A new variant of Sobig-E began to spread rapidly Wednesday, traveling as a commonly used file type for businesses.
U.K.-based e-mail filtering outsourcer MessageLabs had stopped 24,515 copies of the worm as of 9 a.m. EDT today. It was handily the most active worm of the preceding 24 hours, with nearly twice the volume of Klez-H, the second most prevalent.
Technically, Sobig-E does act much like its brethren after it infects a system. However, it travels via e-mail as a Zip file attachment. Most companies allow such files in. Many companies strip .exe, .pif and .scr files at the gateway, which would prevent infection from most worms, including past Sobig variants.
Sobig-E does not cause damage to infected computers, but it does generate more network traffic, which could lead to denial-of-service conditions. Most of the leading antivirus vendors had elevated Sobig-E to a high risk as of early this morning.
Blocking Zip files is probably not an option for most companies. "It's not something that would take a large amount of time, but I'm not sure it would be acceptable practice for businesses," said Craig Schmugar, a virus research engineer with McAfee Security.
Companies that block executable files often tell their employees to Zip such files in order to send them around. "Most people today know not to open .vbs or .scr files," said Chris Wraight, technology consultant for antivirus software vendor Sophos Inc. "But they think Zip files are OK to open."

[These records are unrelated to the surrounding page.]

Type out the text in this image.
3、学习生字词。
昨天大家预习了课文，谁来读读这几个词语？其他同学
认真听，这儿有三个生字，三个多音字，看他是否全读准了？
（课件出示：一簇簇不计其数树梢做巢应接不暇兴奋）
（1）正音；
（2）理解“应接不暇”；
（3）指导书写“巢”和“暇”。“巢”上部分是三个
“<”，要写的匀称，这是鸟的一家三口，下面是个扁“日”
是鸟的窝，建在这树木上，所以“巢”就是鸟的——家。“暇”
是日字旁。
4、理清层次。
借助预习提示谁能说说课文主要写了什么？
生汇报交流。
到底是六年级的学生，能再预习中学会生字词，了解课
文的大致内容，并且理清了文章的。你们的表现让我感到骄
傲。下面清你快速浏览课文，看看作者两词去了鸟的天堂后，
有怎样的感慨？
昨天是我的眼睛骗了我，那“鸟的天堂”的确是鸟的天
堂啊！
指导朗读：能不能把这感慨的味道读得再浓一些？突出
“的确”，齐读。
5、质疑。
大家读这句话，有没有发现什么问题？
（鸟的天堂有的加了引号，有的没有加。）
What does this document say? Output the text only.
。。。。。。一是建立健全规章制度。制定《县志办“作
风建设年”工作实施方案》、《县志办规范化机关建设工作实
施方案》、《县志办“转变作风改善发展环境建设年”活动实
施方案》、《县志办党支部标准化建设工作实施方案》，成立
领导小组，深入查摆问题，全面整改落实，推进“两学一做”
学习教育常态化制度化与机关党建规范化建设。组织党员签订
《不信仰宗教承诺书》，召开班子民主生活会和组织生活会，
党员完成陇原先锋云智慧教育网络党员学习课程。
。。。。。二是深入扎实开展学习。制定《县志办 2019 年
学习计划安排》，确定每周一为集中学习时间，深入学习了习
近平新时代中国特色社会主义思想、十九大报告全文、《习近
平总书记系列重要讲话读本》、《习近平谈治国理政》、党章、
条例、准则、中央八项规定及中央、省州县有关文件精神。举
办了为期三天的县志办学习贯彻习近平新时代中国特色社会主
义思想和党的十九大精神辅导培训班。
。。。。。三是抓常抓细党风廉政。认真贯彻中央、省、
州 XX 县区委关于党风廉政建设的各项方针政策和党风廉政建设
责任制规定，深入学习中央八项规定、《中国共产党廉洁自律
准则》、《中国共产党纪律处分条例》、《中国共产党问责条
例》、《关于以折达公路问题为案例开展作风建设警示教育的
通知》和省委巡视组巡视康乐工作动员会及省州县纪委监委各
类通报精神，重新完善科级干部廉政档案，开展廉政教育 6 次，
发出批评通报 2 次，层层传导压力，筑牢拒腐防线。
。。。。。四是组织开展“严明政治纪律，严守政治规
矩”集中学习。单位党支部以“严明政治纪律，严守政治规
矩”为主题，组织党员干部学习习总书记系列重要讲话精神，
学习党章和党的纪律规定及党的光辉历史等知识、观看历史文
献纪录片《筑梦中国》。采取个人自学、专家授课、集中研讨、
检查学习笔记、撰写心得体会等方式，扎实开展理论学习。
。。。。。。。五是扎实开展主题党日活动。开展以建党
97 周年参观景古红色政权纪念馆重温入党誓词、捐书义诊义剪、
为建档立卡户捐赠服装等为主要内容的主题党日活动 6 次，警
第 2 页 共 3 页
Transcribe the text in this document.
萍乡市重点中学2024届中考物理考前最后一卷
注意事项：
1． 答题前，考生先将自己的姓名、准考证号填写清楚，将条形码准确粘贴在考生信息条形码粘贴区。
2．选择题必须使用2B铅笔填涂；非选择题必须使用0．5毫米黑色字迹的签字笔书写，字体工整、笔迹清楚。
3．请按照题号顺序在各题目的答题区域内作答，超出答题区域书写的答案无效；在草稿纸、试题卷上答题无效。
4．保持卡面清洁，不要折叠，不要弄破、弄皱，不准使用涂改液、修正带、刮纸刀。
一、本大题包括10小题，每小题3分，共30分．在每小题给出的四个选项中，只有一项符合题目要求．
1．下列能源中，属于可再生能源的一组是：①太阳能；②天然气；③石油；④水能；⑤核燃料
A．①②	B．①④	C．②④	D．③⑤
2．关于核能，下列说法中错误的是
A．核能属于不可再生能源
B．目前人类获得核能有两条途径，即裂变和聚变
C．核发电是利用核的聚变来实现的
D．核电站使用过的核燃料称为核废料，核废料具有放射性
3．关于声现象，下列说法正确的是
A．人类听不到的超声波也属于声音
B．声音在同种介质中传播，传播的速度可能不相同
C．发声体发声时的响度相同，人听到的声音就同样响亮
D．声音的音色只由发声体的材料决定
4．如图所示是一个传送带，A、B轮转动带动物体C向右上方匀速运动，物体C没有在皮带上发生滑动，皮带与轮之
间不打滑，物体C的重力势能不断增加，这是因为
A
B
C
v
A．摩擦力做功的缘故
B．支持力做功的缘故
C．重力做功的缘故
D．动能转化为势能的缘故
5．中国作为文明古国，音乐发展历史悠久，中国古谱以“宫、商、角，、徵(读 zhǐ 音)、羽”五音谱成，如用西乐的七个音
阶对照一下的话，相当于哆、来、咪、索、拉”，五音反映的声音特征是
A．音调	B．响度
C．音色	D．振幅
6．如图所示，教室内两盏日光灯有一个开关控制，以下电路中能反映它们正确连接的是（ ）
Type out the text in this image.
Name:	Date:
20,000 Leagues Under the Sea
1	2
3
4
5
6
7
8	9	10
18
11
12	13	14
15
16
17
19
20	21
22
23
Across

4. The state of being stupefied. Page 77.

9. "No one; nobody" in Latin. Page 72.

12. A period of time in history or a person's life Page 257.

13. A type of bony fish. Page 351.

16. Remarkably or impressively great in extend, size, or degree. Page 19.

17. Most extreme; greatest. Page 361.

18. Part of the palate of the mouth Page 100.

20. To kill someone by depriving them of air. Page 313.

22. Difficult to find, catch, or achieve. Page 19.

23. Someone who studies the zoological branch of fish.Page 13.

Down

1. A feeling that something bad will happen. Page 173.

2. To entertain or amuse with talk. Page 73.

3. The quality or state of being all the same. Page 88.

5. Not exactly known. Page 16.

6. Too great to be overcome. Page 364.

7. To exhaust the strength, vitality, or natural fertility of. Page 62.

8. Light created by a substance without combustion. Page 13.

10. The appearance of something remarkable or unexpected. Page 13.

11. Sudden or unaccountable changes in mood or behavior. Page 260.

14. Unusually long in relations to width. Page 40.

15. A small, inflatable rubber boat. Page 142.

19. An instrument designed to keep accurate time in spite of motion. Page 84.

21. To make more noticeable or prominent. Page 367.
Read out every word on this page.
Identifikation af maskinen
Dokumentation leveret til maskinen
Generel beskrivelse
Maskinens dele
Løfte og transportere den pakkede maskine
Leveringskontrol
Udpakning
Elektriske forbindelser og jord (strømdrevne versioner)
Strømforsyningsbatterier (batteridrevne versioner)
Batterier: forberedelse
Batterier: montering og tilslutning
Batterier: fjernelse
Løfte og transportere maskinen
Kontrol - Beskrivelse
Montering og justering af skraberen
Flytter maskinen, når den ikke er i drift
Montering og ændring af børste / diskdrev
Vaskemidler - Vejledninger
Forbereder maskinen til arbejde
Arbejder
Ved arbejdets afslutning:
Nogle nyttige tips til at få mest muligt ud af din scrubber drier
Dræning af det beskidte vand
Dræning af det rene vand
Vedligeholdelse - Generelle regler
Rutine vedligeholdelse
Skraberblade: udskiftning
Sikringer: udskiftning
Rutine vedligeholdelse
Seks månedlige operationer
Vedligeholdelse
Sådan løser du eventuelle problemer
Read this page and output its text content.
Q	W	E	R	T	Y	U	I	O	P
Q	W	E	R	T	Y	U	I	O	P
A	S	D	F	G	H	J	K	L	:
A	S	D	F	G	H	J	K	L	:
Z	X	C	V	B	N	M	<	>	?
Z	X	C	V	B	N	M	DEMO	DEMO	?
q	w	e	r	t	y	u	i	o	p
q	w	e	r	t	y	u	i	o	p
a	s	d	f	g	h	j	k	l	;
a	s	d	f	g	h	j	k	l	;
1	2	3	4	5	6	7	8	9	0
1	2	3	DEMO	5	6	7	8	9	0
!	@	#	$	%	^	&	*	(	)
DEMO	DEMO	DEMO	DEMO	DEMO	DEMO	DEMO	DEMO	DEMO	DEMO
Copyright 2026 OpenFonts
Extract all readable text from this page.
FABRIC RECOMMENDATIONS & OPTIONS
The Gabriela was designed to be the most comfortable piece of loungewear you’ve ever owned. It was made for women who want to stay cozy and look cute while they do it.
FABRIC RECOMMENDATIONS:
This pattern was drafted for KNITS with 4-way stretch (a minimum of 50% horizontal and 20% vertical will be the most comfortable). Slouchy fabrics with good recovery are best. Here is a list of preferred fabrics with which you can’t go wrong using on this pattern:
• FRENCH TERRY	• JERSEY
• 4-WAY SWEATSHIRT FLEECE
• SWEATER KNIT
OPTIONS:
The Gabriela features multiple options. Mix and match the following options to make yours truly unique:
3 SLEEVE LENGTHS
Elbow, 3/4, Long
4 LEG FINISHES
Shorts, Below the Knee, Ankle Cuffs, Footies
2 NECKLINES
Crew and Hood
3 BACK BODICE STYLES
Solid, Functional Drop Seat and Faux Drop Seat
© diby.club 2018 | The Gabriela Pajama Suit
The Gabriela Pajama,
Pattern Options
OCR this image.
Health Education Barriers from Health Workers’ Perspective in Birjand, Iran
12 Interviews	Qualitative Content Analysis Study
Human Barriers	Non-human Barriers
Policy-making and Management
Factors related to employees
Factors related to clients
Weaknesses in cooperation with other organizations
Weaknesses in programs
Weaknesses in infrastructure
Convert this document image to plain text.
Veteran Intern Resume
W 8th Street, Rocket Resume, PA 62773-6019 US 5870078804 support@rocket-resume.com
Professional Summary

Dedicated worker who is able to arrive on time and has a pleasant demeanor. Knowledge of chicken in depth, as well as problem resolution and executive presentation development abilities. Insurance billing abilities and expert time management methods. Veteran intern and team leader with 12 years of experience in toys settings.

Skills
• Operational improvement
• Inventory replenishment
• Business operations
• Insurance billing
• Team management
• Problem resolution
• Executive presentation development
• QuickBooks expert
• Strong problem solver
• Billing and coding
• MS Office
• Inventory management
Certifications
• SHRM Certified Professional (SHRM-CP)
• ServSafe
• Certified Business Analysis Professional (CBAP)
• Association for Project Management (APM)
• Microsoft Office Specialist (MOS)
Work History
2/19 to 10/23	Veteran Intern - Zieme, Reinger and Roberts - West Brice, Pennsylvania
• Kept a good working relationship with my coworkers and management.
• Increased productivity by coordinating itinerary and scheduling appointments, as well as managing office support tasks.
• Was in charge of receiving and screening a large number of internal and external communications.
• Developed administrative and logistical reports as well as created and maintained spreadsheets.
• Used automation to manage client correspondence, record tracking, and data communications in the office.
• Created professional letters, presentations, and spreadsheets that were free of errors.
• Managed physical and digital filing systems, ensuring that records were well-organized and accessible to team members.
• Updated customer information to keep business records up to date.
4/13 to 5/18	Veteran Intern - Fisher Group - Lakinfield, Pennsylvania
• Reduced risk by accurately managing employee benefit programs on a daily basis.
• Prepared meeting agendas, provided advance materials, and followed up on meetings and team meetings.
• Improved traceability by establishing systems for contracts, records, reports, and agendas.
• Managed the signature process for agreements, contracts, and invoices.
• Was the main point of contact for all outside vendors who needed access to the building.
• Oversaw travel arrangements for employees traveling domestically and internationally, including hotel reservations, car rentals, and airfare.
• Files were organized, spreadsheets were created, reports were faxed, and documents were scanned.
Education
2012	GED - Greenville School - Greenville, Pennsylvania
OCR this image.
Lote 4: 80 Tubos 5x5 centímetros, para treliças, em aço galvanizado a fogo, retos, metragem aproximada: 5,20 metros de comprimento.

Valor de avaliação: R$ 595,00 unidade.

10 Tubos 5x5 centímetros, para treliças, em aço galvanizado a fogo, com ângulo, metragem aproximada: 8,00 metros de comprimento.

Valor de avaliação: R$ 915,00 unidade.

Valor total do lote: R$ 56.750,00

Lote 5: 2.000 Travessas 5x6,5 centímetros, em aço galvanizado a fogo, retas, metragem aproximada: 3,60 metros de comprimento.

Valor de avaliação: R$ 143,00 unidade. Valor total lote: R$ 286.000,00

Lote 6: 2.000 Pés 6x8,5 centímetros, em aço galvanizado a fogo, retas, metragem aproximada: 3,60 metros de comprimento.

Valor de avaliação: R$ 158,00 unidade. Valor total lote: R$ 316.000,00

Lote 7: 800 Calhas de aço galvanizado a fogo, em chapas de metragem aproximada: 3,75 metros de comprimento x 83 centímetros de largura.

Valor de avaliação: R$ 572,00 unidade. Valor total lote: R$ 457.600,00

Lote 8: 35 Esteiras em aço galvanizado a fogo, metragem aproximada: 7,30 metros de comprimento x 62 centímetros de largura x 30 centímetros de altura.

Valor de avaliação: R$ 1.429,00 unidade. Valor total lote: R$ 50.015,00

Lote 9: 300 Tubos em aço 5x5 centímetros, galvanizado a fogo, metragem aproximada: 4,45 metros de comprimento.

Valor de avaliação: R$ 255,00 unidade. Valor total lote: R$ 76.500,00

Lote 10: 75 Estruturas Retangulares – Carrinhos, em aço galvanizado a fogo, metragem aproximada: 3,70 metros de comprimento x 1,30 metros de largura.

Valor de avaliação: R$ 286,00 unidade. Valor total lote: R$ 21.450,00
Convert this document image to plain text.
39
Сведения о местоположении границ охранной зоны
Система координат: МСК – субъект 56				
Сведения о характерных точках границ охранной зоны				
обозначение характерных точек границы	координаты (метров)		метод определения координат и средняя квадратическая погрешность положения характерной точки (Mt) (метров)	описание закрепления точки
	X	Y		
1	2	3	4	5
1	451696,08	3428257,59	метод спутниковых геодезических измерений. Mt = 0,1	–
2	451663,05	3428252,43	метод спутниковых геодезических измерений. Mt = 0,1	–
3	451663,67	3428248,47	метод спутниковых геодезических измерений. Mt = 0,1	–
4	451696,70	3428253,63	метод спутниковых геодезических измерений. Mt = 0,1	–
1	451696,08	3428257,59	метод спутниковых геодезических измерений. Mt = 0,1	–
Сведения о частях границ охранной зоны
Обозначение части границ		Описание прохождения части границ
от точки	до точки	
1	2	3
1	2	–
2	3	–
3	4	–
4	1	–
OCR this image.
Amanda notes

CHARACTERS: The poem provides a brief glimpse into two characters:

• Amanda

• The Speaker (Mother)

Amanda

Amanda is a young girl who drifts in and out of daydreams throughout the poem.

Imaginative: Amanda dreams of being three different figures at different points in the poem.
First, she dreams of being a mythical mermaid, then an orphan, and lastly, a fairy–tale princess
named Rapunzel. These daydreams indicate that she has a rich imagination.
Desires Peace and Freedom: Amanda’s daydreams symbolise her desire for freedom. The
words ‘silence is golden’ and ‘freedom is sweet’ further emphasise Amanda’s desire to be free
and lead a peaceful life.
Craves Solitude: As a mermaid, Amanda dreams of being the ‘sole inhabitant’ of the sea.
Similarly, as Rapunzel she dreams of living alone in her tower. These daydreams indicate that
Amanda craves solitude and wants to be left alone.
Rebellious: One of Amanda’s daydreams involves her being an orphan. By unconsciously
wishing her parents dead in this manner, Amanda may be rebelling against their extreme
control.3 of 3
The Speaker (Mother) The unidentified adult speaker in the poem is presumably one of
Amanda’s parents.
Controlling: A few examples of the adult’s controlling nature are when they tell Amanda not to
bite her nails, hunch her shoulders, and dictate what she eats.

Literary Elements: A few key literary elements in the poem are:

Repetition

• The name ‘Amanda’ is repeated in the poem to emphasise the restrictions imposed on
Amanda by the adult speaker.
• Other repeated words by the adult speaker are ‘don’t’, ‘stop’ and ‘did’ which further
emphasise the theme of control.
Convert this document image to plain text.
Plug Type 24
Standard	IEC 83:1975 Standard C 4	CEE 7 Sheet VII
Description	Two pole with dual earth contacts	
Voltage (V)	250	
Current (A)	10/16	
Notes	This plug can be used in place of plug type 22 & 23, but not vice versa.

Most antivirus scanners can check Zip files for worms, but some users turn off that functionality for perceived performance reasons, Schmugar said.
On the social engineering front, Sobig-E doesn't break any new ground. It arrives with a subject line like "Re: Application" and "Re: Movie." The message text politely asks recipients to "Please see the attached Zip file for details."
A user would need to do more than just double-click on the attached worm. Because it's Zipped, the worm file would have to be extracted and then run. Generally, there are two ways files can be unZipped. They can be extract and saved to a user-specified location on the hard drive, such as the desktop. Such files can also be unZipped and opened automatically; in these cases, the file is saved in a temporary file.
When infecting a system, Sobig-E does similar things as its siblings. It drops two files into the system. One is an 85 KB copy of itself, winssk32.exe, and the other is a configuration file, msrrf.dat. The worm also makes changes to the registry so the worm is run every time the system is booted up.
The worm also harvests e-mail addresses from a variety of files, such as text documents and cached Web pages stored on the hard drives of infected systems. The worm then sends copies of itself out to the addresses using its own SMTP (Simple Mail Transfer Protocol) engine.
Additionally, Sobig-E can spread via open network file shares. It tries to copy itself to the following paths
"\Documents and Settings\All Users\Start Menu\Programs\Startup" and "Windows\All Users\Start Menu\Programs\Startup".
Like other Sobig variants, the new one will have a finite life. The worm is coded to stop spreading July 14. It's hard to say why the writer would purposely code the seeds of the worm's destruction within it. It could be that the author wants to just test out the worm or figures it will be squashed by the antivirus vendors by that date anyway. "I don't have a solid answer for. It is really strange," Wraight said.